I write personally voiced narrative nonfiction (essay, memoir, journalism, cultural criticism) and have recently started to experiment with doing so in shorter forms, including flash. This piece explores ongoing themes in my work — religious heritage, migration, and identity — and I am now embarking on a new project informed by my participation in PSP 2018.
Mary/Me
My younger sister and I shared an upstairs bedroom with matching twin beds and, between them, a bureau that held aloft a Virgin Mary, one of our mother’s prized possessions. As newlyweds, our parents brought the plaster statue with them on the ship from Germany, packed inside a barrel among goose-down comforters and pillows, baking pans and black iron pots, and a bread slicer with a jagged circular blade. In the suburbs of Reading, Pennsylvania, we kneeled on shag carpet to say our bedtime prayers. Hands clasped at our small chests, we looked up at Mary while our mother watched. With painted blue eyes and silent nod, Mary returned our gaze, half-raising her arms in blessing. We wore Snoopy pajamas and our short hair in bangs. Mary’s wavy tresses slithered from beneath her long white veil. Cinched at the neck, her blue cloak parted to reveal a gown like vanilla drapes. Peeking out at the hemline, Mary’s toes, long as fingers, squashed a silver serpent, eyes popping, jaws agape, pink ribbon tongue split at the tip. With sweetness and poise and no hint of fear, she crushed the monster evil and I believed that she protected us. When we moved away from home, Mary stayed with our mother who said the Rosary alone till we came back to pray with her when she was dying. Before her body was laid in the coffin, I pressed my mother’s yellowed hands together, winding the shiny black beads around them just as she had asked me to.

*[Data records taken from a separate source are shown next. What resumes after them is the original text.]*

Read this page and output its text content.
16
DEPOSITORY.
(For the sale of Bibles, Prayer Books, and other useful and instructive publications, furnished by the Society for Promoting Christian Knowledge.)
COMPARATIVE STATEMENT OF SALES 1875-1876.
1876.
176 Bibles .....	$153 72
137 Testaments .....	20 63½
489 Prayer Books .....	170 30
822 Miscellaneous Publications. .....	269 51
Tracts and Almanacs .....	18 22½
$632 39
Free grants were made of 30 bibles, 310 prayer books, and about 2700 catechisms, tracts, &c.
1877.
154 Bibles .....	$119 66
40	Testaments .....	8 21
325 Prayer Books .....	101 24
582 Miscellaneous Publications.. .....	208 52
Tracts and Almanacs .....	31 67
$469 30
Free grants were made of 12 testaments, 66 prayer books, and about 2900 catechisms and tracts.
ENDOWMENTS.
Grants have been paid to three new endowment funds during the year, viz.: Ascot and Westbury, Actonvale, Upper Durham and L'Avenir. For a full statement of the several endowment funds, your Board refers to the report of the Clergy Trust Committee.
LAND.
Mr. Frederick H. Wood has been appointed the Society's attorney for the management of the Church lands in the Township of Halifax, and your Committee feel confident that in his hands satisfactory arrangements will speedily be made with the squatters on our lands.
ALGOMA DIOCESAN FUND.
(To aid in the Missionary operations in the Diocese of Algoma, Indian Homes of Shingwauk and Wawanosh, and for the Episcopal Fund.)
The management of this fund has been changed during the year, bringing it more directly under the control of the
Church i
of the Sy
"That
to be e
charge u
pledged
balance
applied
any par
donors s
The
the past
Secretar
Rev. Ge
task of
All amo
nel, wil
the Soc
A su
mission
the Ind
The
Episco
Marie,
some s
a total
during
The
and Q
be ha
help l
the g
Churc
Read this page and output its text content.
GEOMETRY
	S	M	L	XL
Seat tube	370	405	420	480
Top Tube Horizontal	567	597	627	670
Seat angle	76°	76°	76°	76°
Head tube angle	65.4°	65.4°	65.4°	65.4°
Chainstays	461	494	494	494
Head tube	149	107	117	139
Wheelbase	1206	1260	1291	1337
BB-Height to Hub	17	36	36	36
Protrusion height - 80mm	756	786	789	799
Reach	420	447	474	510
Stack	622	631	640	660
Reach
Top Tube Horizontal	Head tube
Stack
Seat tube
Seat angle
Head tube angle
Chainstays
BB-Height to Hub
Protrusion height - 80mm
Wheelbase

Twenty years after our mother’s death, Mary reappears when we’re sifting the last of our parents’ things, lobbing into a rented dumpster what’s left after yard sale and donations. I take Mary in my arms—she’s the little one now—and strap her upright on the front passenger seat. At the office supply superstore, I spring for the expensive packing material and prepare her for the journey west in one of seven numbered boxes. Under fluorescent lights, Mary lies on the laminate counter, her expression changeless, same for the choking snake. I consider faith’s failures and resolve that evidence of its existence is worth keeping. The next day I fly home to California and when the shipment arrives a week later, Mary’s is the first box I open. She crowns through the bubble wrap and styrofoam peanuts and I can see she’s made it, hair, eyes, shoulders, hands—then, suddenly, further down, my fingers meet the sharp edge of cracked plaster. Lifting the statue fully out of the box, I find a fat chunk of Mary’s cloak is gone, broken despite my best efforts. I gather the fragments, place them in a miniature pail at her feet, my uneasy offering for our uncertain troth. But she stays. In a corner, on the floor, behind the closed door of my closet, she stays.